Mike Peo, the head of infrastructure, energy and telecommunications at Nedbank Capital, said this year’s Budget seemed to be the first to address not just allocation but spending on infrastructure. He said there was much stronger commitment to making sure infrastructure allocation did not remain on books but was utilised where it should. “It’s a very positive Budget and I think the million-dollar trick is that it gives concrete views on how budget will be spent and how some of the things outlined in the planning report will be carried out,” he said.
Medscheme chief executive André Meyer: “We are pleased that the minister has given more practical steps on how this plan is going to be rolled out over the next 14 years and some clarity on how this is going to be funded going forward.
“We are particularly pleased that the first five years in the plan’s roll-out are going to focus on strengthening the public health sector infrastructure and the training of more professionals.
“We believe the government is taking the right direction in this regard because these are very crucial factors in the ultimate success of the National Health Insurance (NHI).”
He said with the NHI there would still be benefits for medical aid schemes, provided there was a better relationship between public and private health systems.
The scheme offered commercial opportunities and the public sector should take advantage of the private sector’s robust information technology management systems, and experience in managing costs.
An increase in the cost of tobacco products fell within “reasonable levels”, British American Tobacco South Africa said shortly after Finance Minister Pravin Gordhan tabled the Budget.
“For us this is an acknowledgement by government of the significant problem of the illegal trade in cigarettes,” spokeswoman Leslie Rance said. “This is also to blame for the approximately R4bn loss in government revenue due to evasion of taxes on illegal cigarettes.”
Rance said about 28 percent of cigarettes sold were illegal.
The Tobacco Institute of Southern Africa voiced similar sentiments and commended Gordhan for maintaining a stable rate on tobacco products.
“Although the excise was increased by 58c per packet of 20 cigarettes, it was done to maintain the 52 percent tax incidence on tobacco products in line with current government policy,” the institute’s chief executive, Francois van der Merwe, said.

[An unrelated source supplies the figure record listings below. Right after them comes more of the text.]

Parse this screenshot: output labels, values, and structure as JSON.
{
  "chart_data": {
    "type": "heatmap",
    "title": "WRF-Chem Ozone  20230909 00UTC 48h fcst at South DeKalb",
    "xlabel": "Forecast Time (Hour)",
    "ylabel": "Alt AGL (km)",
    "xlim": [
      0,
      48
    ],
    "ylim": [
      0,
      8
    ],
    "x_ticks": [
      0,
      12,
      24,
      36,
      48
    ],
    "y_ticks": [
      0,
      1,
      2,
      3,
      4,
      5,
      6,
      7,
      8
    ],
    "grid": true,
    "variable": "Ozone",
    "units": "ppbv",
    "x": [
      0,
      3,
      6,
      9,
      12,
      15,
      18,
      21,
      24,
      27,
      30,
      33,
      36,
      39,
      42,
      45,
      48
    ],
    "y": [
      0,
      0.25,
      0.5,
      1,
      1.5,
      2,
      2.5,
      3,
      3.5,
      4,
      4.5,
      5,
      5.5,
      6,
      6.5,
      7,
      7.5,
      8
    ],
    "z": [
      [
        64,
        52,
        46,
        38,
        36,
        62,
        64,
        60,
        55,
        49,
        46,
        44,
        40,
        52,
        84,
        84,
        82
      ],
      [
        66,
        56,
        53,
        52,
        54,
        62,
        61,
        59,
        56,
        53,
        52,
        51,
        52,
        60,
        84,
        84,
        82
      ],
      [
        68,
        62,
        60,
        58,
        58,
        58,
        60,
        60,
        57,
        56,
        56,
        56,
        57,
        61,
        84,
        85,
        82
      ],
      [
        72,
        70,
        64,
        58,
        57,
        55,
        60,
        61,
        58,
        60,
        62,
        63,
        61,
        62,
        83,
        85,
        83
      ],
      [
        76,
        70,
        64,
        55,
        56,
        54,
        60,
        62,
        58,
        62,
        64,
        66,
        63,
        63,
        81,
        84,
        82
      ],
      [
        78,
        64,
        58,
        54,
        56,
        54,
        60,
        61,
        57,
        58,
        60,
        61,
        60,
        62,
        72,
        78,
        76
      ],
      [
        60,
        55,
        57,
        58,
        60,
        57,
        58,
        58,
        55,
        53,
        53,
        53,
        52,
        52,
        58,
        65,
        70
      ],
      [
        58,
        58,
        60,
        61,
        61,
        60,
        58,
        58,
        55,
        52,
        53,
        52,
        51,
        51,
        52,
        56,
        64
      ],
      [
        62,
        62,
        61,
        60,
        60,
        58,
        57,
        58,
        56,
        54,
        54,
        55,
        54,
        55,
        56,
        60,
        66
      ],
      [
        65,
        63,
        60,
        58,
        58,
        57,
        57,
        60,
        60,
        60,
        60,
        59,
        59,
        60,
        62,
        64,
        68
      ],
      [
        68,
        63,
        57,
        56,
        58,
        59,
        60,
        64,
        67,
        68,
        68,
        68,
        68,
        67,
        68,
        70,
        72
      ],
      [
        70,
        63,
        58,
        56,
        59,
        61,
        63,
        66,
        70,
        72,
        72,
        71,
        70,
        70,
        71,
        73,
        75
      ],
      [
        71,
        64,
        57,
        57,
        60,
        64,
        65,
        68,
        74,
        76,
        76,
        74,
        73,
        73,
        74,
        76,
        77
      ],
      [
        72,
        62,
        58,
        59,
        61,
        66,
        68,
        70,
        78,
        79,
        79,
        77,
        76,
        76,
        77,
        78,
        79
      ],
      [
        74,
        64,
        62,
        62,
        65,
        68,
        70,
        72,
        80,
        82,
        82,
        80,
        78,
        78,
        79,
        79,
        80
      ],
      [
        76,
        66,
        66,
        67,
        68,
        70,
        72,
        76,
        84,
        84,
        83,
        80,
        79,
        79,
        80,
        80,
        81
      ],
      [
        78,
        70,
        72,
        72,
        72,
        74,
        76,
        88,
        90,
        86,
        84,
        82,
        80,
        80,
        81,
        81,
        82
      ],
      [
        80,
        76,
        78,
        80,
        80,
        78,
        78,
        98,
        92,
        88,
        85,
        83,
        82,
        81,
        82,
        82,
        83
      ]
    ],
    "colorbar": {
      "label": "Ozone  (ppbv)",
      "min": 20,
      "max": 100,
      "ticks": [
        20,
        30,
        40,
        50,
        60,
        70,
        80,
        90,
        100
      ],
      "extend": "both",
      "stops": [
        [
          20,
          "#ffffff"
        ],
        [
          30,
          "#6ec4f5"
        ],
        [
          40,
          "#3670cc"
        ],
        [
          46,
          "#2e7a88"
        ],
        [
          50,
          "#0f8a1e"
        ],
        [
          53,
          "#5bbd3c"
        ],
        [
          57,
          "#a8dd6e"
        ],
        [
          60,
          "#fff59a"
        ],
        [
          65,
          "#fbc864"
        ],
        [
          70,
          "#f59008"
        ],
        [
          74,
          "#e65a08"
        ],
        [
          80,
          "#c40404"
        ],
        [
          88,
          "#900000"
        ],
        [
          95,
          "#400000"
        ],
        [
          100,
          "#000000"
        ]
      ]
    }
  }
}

Christelle Grohmann, director of Grant Thornton Advisory Services, said: “We agree with the minister where he emphasises that business should invest in our future – he alluded to 43 planned public infrastructure projects, of which transportation and logistics, social infrastructure and energy were the main focus areas. Yet he provided no clarity or role for the private sector or on PPPS in general.”
Cliff Watson, executive tax manager, Grant Thornton, said: “It is encouraging that there is some tax relief given to small, micro and medium enterprises. The reduction in the administrative burden is also welcomed.”

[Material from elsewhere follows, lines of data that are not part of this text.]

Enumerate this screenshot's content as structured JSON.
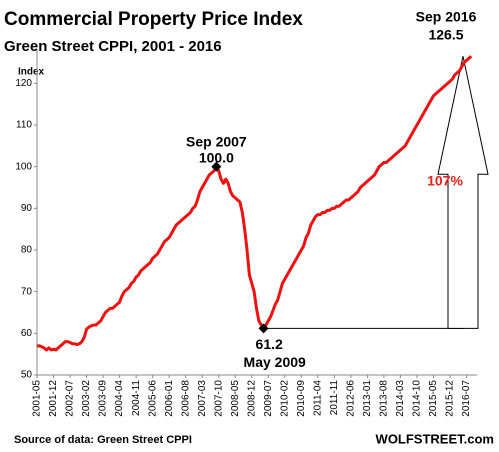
{
  "chart_data": {
    "type": "line",
    "title": "Commercial Property Price Index",
    "subtitle": "Green Street CPPI, 2001 - 2016",
    "y_label": "Index",
    "source": "Source of data: Green Street CPPI",
    "brand": "WOLFSTREET.com",
    "annotations": [
      "Sep 2007",
      "100.0",
      "61.2",
      "May 2009",
      "Sep 2016",
      "126.5",
      "107%"
    ],
    "x": [
      "2001-05",
      "2001-06",
      "2001-07",
      "2001-08",
      "2001-09",
      "2001-10",
      "2001-11",
      "2001-12",
      "2002-01",
      "2002-02",
      "2002-03",
      "2002-04",
      "2002-05",
      "2002-06",
      "2002-07",
      "2002-08",
      "2002-09",
      "2002-10",
      "2002-11",
      "2002-12",
      "2003-01",
      "2003-02",
      "2003-03",
      "2003-04",
      "2003-05",
      "2003-06",
      "2003-07",
      "2003-08",
      "2003-09",
      "2003-10",
      "2003-11",
      "2003-12",
      "2004-01",
      "2004-02",
      "2004-03",
      "2004-04",
      "2004-05",
      "2004-06",
      "2004-07",
      "2004-08",
      "2004-09",
      "2004-10",
      "2004-11",
      "2004-12",
      "2005-01",
      "2005-02",
      "2005-03",
      "2005-04",
      "2005-05",
      "2005-06",
      "2005-07",
      "2005-08",
      "2005-09",
      "2005-10",
      "2005-11",
      "2005-12",
      "2006-01",
      "2006-02",
      "2006-03",
      "2006-04",
      "2006-05",
      "2006-06",
      "2006-07",
      "2006-08",
      "2006-09",
      "2006-10",
      "2006-11",
      "2006-12",
      "2007-01",
      "2007-02",
      "2007-03",
      "2007-04",
      "2007-05",
      "2007-06",
      "2007-07",
      "2007-08",
      "2007-09",
      "2007-10",
      "2007-11",
      "2007-12",
      "2008-01",
      "2008-02",
      "2008-03",
      "2008-04",
      "2008-05",
      "2008-06",
      "2008-07",
      "2008-08",
      "2008-09",
      "2008-10",
      "2008-11",
      "2008-12",
      "2009-01",
      "2009-02",
      "2009-03",
      "2009-04",
      "2009-05",
      "2009-06",
      "2009-07",
      "2009-08",
      "2009-09",
      "2009-10",
      "2009-11",
      "2009-12",
      "2010-01",
      "2010-02",
      "2010-03",
      "2010-04",
      "2010-05",
      "2010-06",
      "2010-07",
      "2010-08",
      "2010-09",
      "2010-10",
      "2010-11",
      "2010-12",
      "2011-01",
      "2011-02",
      "2011-03",
      "2011-04",
      "2011-05",
      "2011-06",
      "2011-07",
      "2011-08",
      "2011-09",
      "2011-10",
      "2011-11",
      "2011-12",
      "2012-01",
      "2012-02",
      "2012-03",
      "2012-04",
      "2012-05",
      "2012-06",
      "2012-07",
      "2012-08",
      "2012-09",
      "2012-10",
      "2012-11",
      "2012-12",
      "2013-01",
      "2013-02",
      "2013-03",
      "2013-04",
      "2013-05",
      "2013-06",
      "2013-07",
      "2013-08",
      "2013-09",
      "2013-10",
      "2013-11",
      "2013-12",
      "2014-01",
      "2014-02",
      "2014-03",
      "2014-04",
      "2014-05",
      "2014-06",
      "2014-07",
      "2014-08",
      "2014-09",
      "2014-10",
      "2014-11",
      "2014-12",
      "2015-01",
      "2015-02",
      "2015-03",
      "2015-04",
      "2015-05",
      "2015-06",
      "2015-07",
      "2015-08",
      "2015-09",
      "2015-10",
      "2015-11",
      "2015-12",
      "2016-01",
      "2016-02",
      "2016-03",
      "2016-04",
      "2016-05",
      "2016-06",
      "2016-07",
      "2016-08",
      "2016-09"
    ],
    "xticks": [
      "2001-05",
      "2001-12",
      "2002-07",
      "2003-02",
      "2003-09",
      "2004-04",
      "2004-11",
      "2005-06",
      "2006-01",
      "2006-08",
      "2007-03",
      "2007-10",
      "2008-05",
      "2008-12",
      "2009-07",
      "2010-02",
      "2010-09",
      "2011-04",
      "2011-11",
      "2012-06",
      "2013-01",
      "2013-08",
      "2014-03",
      "2014-10",
      "2015-05",
      "2015-12",
      "2016-07"
    ],
    "series": [
      {
        "name": "Green Street CPPI",
        "color": "#ee1111",
        "values": [
          57,
          57,
          56.8,
          56.5,
          56,
          56.5,
          56,
          56.2,
          56,
          56.5,
          57,
          57.5,
          58,
          58,
          57.8,
          57.5,
          57.5,
          57.3,
          57.5,
          58,
          59,
          61,
          61.5,
          61.8,
          62,
          62,
          62.5,
          63,
          64,
          65,
          65.5,
          66,
          66,
          66.5,
          67,
          67.5,
          69,
          70,
          70.5,
          71,
          72,
          72.5,
          73.5,
          74,
          75,
          75.5,
          76,
          76.5,
          77,
          78,
          78.5,
          79,
          80,
          81,
          82,
          82.5,
          83,
          84,
          85,
          86,
          86.5,
          87,
          87.5,
          88,
          88.5,
          89,
          90,
          90.5,
          92,
          94,
          95,
          96,
          97,
          98,
          98.5,
          99,
          100,
          99,
          97,
          96,
          97,
          96,
          94,
          93,
          92.5,
          92,
          91.5,
          89,
          85,
          80,
          74,
          72,
          70,
          66,
          63,
          62,
          61.2,
          62,
          63,
          64,
          65.5,
          67,
          68,
          70,
          72,
          73,
          74,
          75,
          76,
          77,
          78,
          79,
          80,
          81,
          83,
          84,
          86,
          87,
          88,
          88.5,
          88.5,
          89,
          89,
          89.5,
          89.5,
          90,
          90,
          90.5,
          90.5,
          91,
          91.5,
          92,
          92,
          92.5,
          93,
          93.5,
          94,
          95,
          95.5,
          96,
          96.5,
          97,
          97.5,
          98,
          99,
          100,
          100.5,
          101,
          101,
          101.5,
          102,
          102.5,
          103,
          103.5,
          104,
          104.5,
          105,
          106,
          107,
          108,
          109,
          110,
          111,
          112,
          113,
          114,
          115,
          116,
          117,
          117.5,
          118,
          118.5,
          119,
          119.5,
          120,
          120.5,
          121,
          122,
          122.5,
          123,
          124,
          125,
          125.5,
          126,
          126.5
        ]
      }
    ],
    "ylim": [
      50,
      128
    ],
    "yticks": [
      50,
      60,
      70,
      80,
      90,
      100,
      110,
      120
    ],
    "grid": false
  }
}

The South African middle class were the biggest losers in this year’s Budget, trade union Solidarity said yesterday.
“A sizeable increase in the fuel levy, ostensible relief from personal income tax and the implementation of the controversial tolling system on Gauteng highways make the… middle class the biggest losers,” Solidarity researcher Piet le Roux said in a statement.

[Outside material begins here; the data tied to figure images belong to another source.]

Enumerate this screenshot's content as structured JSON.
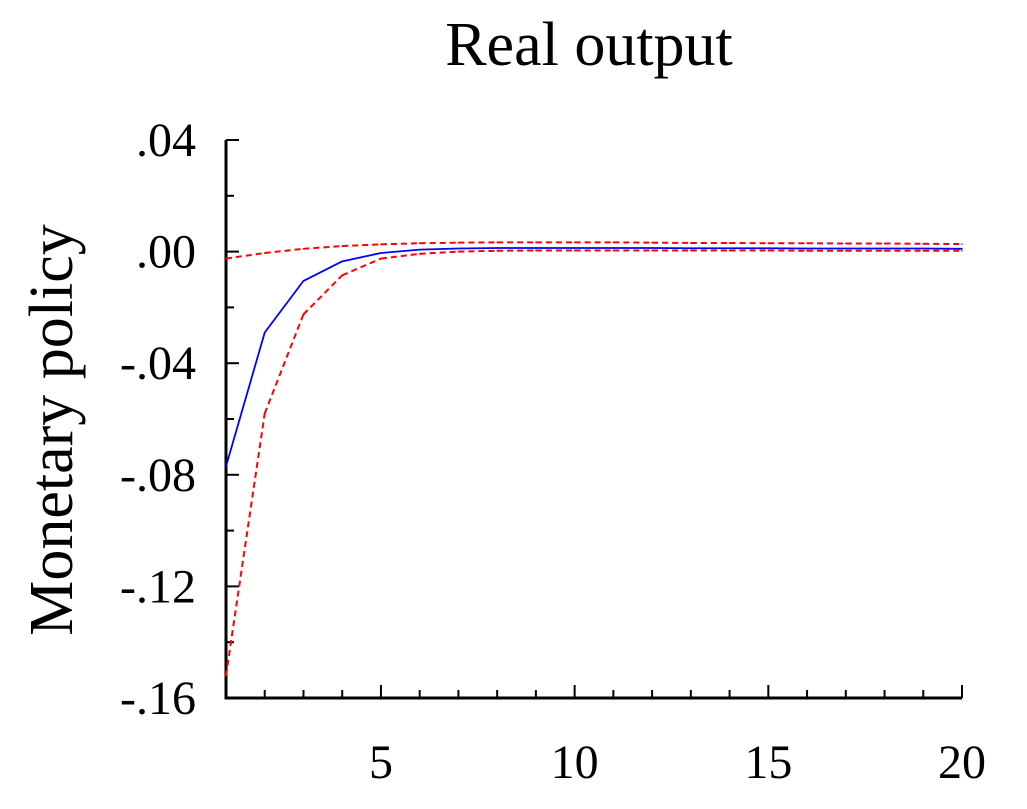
{
  "chart_data": {
    "type": "line",
    "title": "Real output",
    "ylabel": "Monetary policy",
    "xlabel": "",
    "xlim": [
      1,
      20
    ],
    "ylim": [
      -0.16,
      0.04
    ],
    "x_ticks": [
      5,
      10,
      15,
      20
    ],
    "x_tick_labels": [
      "5",
      "10",
      "15",
      "20"
    ],
    "y_ticks": [
      0.04,
      0.0,
      -0.04,
      -0.08,
      -0.12,
      -0.16
    ],
    "y_tick_labels": [
      ".04",
      ".00",
      "-.04",
      "-.08",
      "-.12",
      "-.16"
    ],
    "grid": false,
    "x": [
      1,
      2,
      3,
      4,
      5,
      6,
      7,
      8,
      9,
      10,
      11,
      12,
      13,
      14,
      15,
      16,
      17,
      18,
      19,
      20
    ],
    "series": [
      {
        "role": "response",
        "color": "#0000ff",
        "style": "solid",
        "values": [
          -0.077,
          -0.029,
          -0.0105,
          -0.0035,
          -0.0005,
          0.0007,
          0.0011,
          0.0013,
          0.0013,
          0.0013,
          0.0013,
          0.0013,
          0.0012,
          0.0012,
          0.0012,
          0.0011,
          0.0011,
          0.0011,
          0.0011,
          0.001
        ]
      },
      {
        "role": "upper-band",
        "color": "#ff0000",
        "style": "dashed",
        "values": [
          -0.0025,
          -0.0005,
          0.001,
          0.002,
          0.0026,
          0.003,
          0.0032,
          0.0033,
          0.0033,
          0.0033,
          0.0033,
          0.0032,
          0.0031,
          0.0031,
          0.003,
          0.003,
          0.0029,
          0.0029,
          0.0028,
          0.0027
        ]
      },
      {
        "role": "lower-band",
        "color": "#ff0000",
        "style": "dashed",
        "values": [
          -0.152,
          -0.058,
          -0.0225,
          -0.0085,
          -0.0025,
          -0.0008,
          0.0,
          0.0003,
          0.0004,
          0.0004,
          0.0004,
          0.0004,
          0.0004,
          0.0004,
          0.0004,
          0.0003,
          0.0003,
          0.0003,
          0.0003,
          0.0003
        ]
      }
    ]
  }
}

“The middle class will have to cut back in other areas when products and services become more expensive due to the increases.”
The union was concerned about the country becoming a welfare state.
“While Minister Gordhan held that global economic problems were related to unregulated capitalism… (Solidarity is) concerned that he was losing sight of the crisis of the growing welfare state that was created by the government and is financed by taxpayers,” Le Roux said.